I did not expect this book to be good though.
In The Good Mistress, self-made billionaire, Blake Baldwin just wants to bang the fiancee’ of his deceased employee. However, Mila Ali has no interest in a married man who may or may not have been the cause of her fiance’s death. This doesn’t stop Blake from trying. So when Blake succeeds and things start to go left for Mila, she feels it’s just par for the course.
When I got this novel from Bookbub, I remember wondering why the black girl had to be the mistress. It’s a real life stereotype for powerful white men to have white wives and black side pieces, so I wasn’t too fond of the premise and left it to linger in my Kindle library for only God knows how many months.
So the joke is, this novel was meant to be a standalone – it’s even in the title – but the fans loved it so much that the author decided to write a sequel. Which, in my opinion, is what happens when you don’t write the wedding portion of a Happily Ever After. Nobody likes their HEAs open-ended because it invites the idea that the protagonists don’t get one.
So, of course, I had to read the sequel.
The Wedding is set three years after the first, and Blake can’t get Mila to say yes to any of his numerous proposals. Twice bitten, and three times shy, Mila finally relents, but she can’t bear to have a long engagement, so Blake makes it happen as quickly as he can. Of course, very little goes according to plan.
Considering that these novels were written in 2016 and 2018 respectively, I can talk all the spoilers I want. However, I’m not going to. It’s a wild read, and I doubt that my observations will give everything away.
Blake Baldwin, in the beginning, is not the type of romantic partner you would want for your heroine. He’s a cheater, and regularly receives sexual favors from his secretary. He’s married, but you learn very quickly that he’s not at all in love with his wife. He’s also a bit shady, in that there is a point when one wonders if Blake might be out there commiting crimes.
By the time we get to the sequel, Blake is ready to be the best husband, but he’s not above doing something underhanded to get what he wants. Of the two protagonists, I like Blake the best, but that’s entirely the author’s fault.
Mila Ali could have stood to have a better name, but that’ more my aversion to short names than anything. She’s a Somalian woman who has had bad luck in love, but is determined to move forward regardless of the difficulties in front of her. Her independence is admirable, and her story is mostly cohesive in the first book. By the sequel, all of Mila’s chickens are coming home to roost, and not in a good way.
In my honest opinion, both novels are good, but there are points where the writing fails you, and it’s most notable in The Wedding. In The Good Mistress, the reader is supposed to think that Blake is capable of murder, but one of the scenes is written in a way that makes you think a murder was actually committed. The later scenes that reference the situation do not make it seem like Blake’s involvement in said murder was ambiguous. Blake seems very guilty, and it seems like the author had originally intended for him to be so, but then changed her mind.
Book two should come with some trigger warnings as there are two instances of sexual assault.
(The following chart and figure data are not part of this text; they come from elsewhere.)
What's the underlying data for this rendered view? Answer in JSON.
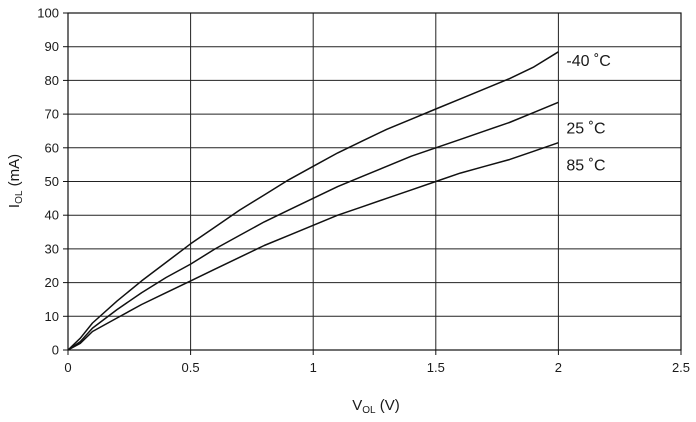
{
  "chart_data": {
    "type": "line",
    "title": "",
    "xlabel": {
      "main": "V",
      "sub": "OL",
      "unit": " (V)"
    },
    "ylabel": {
      "main": "I",
      "sub": "OL",
      "unit": " (mA)"
    },
    "xlim": [
      0,
      2.5
    ],
    "ylim": [
      0,
      100
    ],
    "x_ticks": [
      "0",
      "0.5",
      "1",
      "1.5",
      "2",
      "2.5"
    ],
    "y_ticks": [
      "0",
      "10",
      "20",
      "30",
      "40",
      "50",
      "60",
      "70",
      "80",
      "90",
      "100"
    ],
    "grid": true,
    "x": [
      0,
      0.05,
      0.1,
      0.2,
      0.3,
      0.4,
      0.5,
      0.6,
      0.7,
      0.8,
      0.9,
      1.0,
      1.1,
      1.2,
      1.3,
      1.4,
      1.5,
      1.6,
      1.7,
      1.8,
      1.9,
      2.0
    ],
    "series": [
      {
        "name": "-40 ˚C",
        "color": "#111111",
        "values": [
          0,
          3.5,
          8,
          14.5,
          20.5,
          26,
          31.5,
          36.5,
          41.5,
          46,
          50.5,
          54.5,
          58.5,
          62,
          65.5,
          68.5,
          71.5,
          74.5,
          77.5,
          80.5,
          84,
          88.5
        ]
      },
      {
        "name": "25 ˚C",
        "color": "#111111",
        "values": [
          0,
          2.5,
          6.5,
          12,
          17,
          21.5,
          25.5,
          30,
          34,
          38,
          41.5,
          45,
          48.5,
          51.5,
          54.5,
          57.5,
          60,
          62.5,
          65,
          67.5,
          70.5,
          73.5
        ]
      },
      {
        "name": "85 ˚C",
        "color": "#111111",
        "values": [
          0,
          2,
          5.5,
          9.5,
          13.5,
          17,
          20.5,
          24,
          27.5,
          31,
          34,
          37,
          40,
          42.5,
          45,
          47.5,
          50,
          52.5,
          54.5,
          56.5,
          59,
          61.5
        ]
      }
    ]
  }
}
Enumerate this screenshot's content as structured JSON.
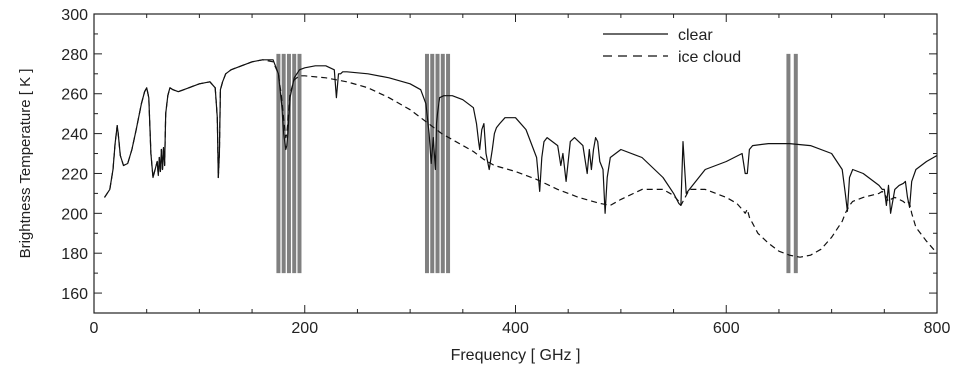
{
  "chart_data": {
    "type": "line",
    "title": "",
    "xlabel": "Frequency [ GHz ]",
    "ylabel": "Brightness Temperature [ K ]",
    "xlim": [
      0,
      800
    ],
    "ylim": [
      150,
      300
    ],
    "x_ticks": [
      0,
      200,
      400,
      600,
      800
    ],
    "y_ticks": [
      160,
      180,
      200,
      220,
      240,
      260,
      280,
      300
    ],
    "legend_position": "top-right",
    "grid": false,
    "band_groups": [
      {
        "x": [
          175,
          180,
          185,
          190,
          195
        ],
        "ymin": 170,
        "ymax": 280
      },
      {
        "x": [
          316,
          321,
          326,
          331,
          336
        ],
        "ymin": 170,
        "ymax": 280
      },
      {
        "x": [
          659,
          666
        ],
        "ymin": 170,
        "ymax": 280
      }
    ],
    "series": [
      {
        "name": "clear",
        "style": "solid",
        "x": [
          10,
          15,
          18,
          20,
          22,
          23,
          25,
          28,
          32,
          36,
          40,
          45,
          48,
          50,
          52,
          54,
          56,
          58,
          60,
          61,
          62,
          63,
          64,
          65,
          66,
          67,
          68,
          70,
          72,
          75,
          80,
          90,
          100,
          110,
          115,
          117,
          118,
          119,
          120,
          122,
          125,
          130,
          140,
          150,
          160,
          170,
          175,
          178,
          180,
          182,
          183,
          184,
          186,
          190,
          195,
          200,
          210,
          220,
          228,
          230,
          232,
          234,
          236,
          240,
          260,
          280,
          300,
          310,
          315,
          318,
          320,
          322,
          324,
          325,
          326,
          328,
          332,
          340,
          350,
          360,
          363,
          365,
          366,
          368,
          370,
          372,
          375,
          378,
          380,
          382,
          385,
          390,
          400,
          410,
          420,
          423,
          425,
          427,
          430,
          435,
          440,
          443,
          445,
          448,
          452,
          456,
          460,
          464,
          468,
          470,
          472,
          474,
          476,
          478,
          480,
          483,
          485,
          487,
          490,
          500,
          520,
          540,
          550,
          555,
          557,
          559,
          562,
          565,
          580,
          600,
          615,
          618,
          620,
          622,
          625,
          640,
          660,
          680,
          700,
          710,
          713,
          715,
          717,
          720,
          730,
          745,
          748,
          750,
          752,
          754,
          756,
          760,
          764,
          768,
          770,
          772,
          774,
          776,
          780,
          790,
          800
        ],
        "y": [
          208,
          212,
          222,
          235,
          244,
          240,
          229,
          224,
          225,
          232,
          242,
          255,
          261,
          263,
          258,
          230,
          218,
          222,
          226,
          219,
          228,
          221,
          232,
          222,
          233,
          224,
          250,
          259,
          263,
          262,
          261,
          263,
          265,
          266,
          263,
          248,
          218,
          230,
          262,
          266,
          270,
          272,
          274,
          276,
          277,
          277,
          270,
          255,
          240,
          232,
          234,
          240,
          258,
          268,
          272,
          273,
          274,
          274,
          272,
          258,
          270,
          270,
          271,
          271,
          270,
          268,
          265,
          262,
          255,
          240,
          225,
          238,
          222,
          245,
          250,
          258,
          259,
          259,
          257,
          253,
          245,
          236,
          232,
          242,
          245,
          230,
          222,
          232,
          240,
          243,
          245,
          248,
          248,
          242,
          228,
          211,
          228,
          236,
          238,
          236,
          234,
          224,
          230,
          216,
          236,
          238,
          236,
          234,
          220,
          232,
          222,
          232,
          238,
          236,
          226,
          222,
          200,
          218,
          228,
          232,
          228,
          218,
          210,
          205,
          204,
          236,
          210,
          212,
          222,
          226,
          230,
          220,
          220,
          232,
          234,
          235,
          235,
          234,
          230,
          222,
          210,
          201,
          218,
          222,
          220,
          214,
          212,
          212,
          204,
          214,
          200,
          212,
          214,
          215,
          216,
          208,
          203,
          216,
          222,
          226,
          229
        ]
      },
      {
        "name": "ice cloud",
        "style": "dashed",
        "x": [
          10,
          15,
          18,
          20,
          22,
          23,
          25,
          28,
          32,
          36,
          40,
          45,
          48,
          50,
          52,
          54,
          56,
          58,
          60,
          61,
          62,
          63,
          64,
          65,
          66,
          67,
          68,
          70,
          72,
          75,
          80,
          90,
          100,
          110,
          115,
          117,
          118,
          119,
          120,
          122,
          125,
          130,
          140,
          150,
          160,
          170,
          175,
          178,
          180,
          182,
          183,
          184,
          186,
          190,
          195,
          200,
          220,
          240,
          260,
          280,
          300,
          310,
          320,
          330,
          340,
          360,
          370,
          380,
          400,
          420,
          440,
          460,
          480,
          490,
          500,
          520,
          540,
          550,
          555,
          557,
          559,
          562,
          565,
          580,
          600,
          610,
          615,
          618,
          620,
          622,
          625,
          630,
          640,
          650,
          660,
          670,
          680,
          690,
          700,
          710,
          713,
          715,
          717,
          720,
          730,
          745,
          748,
          750,
          752,
          754,
          756,
          760,
          764,
          768,
          770,
          772,
          774,
          776,
          780,
          790,
          800
        ],
        "y": [
          208,
          212,
          222,
          235,
          244,
          240,
          229,
          224,
          225,
          232,
          242,
          255,
          261,
          263,
          258,
          230,
          218,
          222,
          226,
          219,
          228,
          221,
          232,
          222,
          233,
          224,
          250,
          259,
          263,
          262,
          261,
          263,
          265,
          266,
          263,
          248,
          218,
          230,
          262,
          266,
          270,
          272,
          274,
          276,
          277,
          276,
          270,
          258,
          247,
          238,
          240,
          246,
          260,
          267,
          269,
          269,
          268,
          266,
          263,
          258,
          252,
          248,
          244,
          240,
          237,
          231,
          227,
          224,
          221,
          217,
          212,
          208,
          205,
          204,
          207,
          212,
          212,
          209,
          206,
          204,
          206,
          209,
          212,
          212,
          208,
          205,
          202,
          200,
          202,
          198,
          195,
          190,
          185,
          181,
          179,
          178,
          179,
          182,
          188,
          196,
          200,
          202,
          204,
          206,
          208,
          210,
          211,
          210,
          208,
          206,
          207,
          208,
          207,
          206,
          205,
          206,
          205,
          200,
          193,
          186,
          180
        ]
      }
    ]
  }
}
Mila suffers two mental breaks in The Wedding, and, while the first made plenty of sense, the author could only vaguely explain the second. I actually had to put the book down for a few days because of the second one. I also didn’t like some of the comments Mila made in book two in regards to her race/ethnicity. I don’t know if the author was trying to make a point, but it didn’t sit right with me.
Lastly, Mila and her sister, Lido, were estranged from their parents for a few years, and Mila finds out that it’s all Lido’s fault when she reconciles with her father. The “how” of this is never answered.
All of that being said, I liked both The Good Mistress and The Wedding, although I would only recommend The Good Mistress for a read. It works as a standalone, but I can’t promise that you would want to read the sequel when it’s over. Still, it was a worthy read, in my opinion, because it ended up not being what I expected.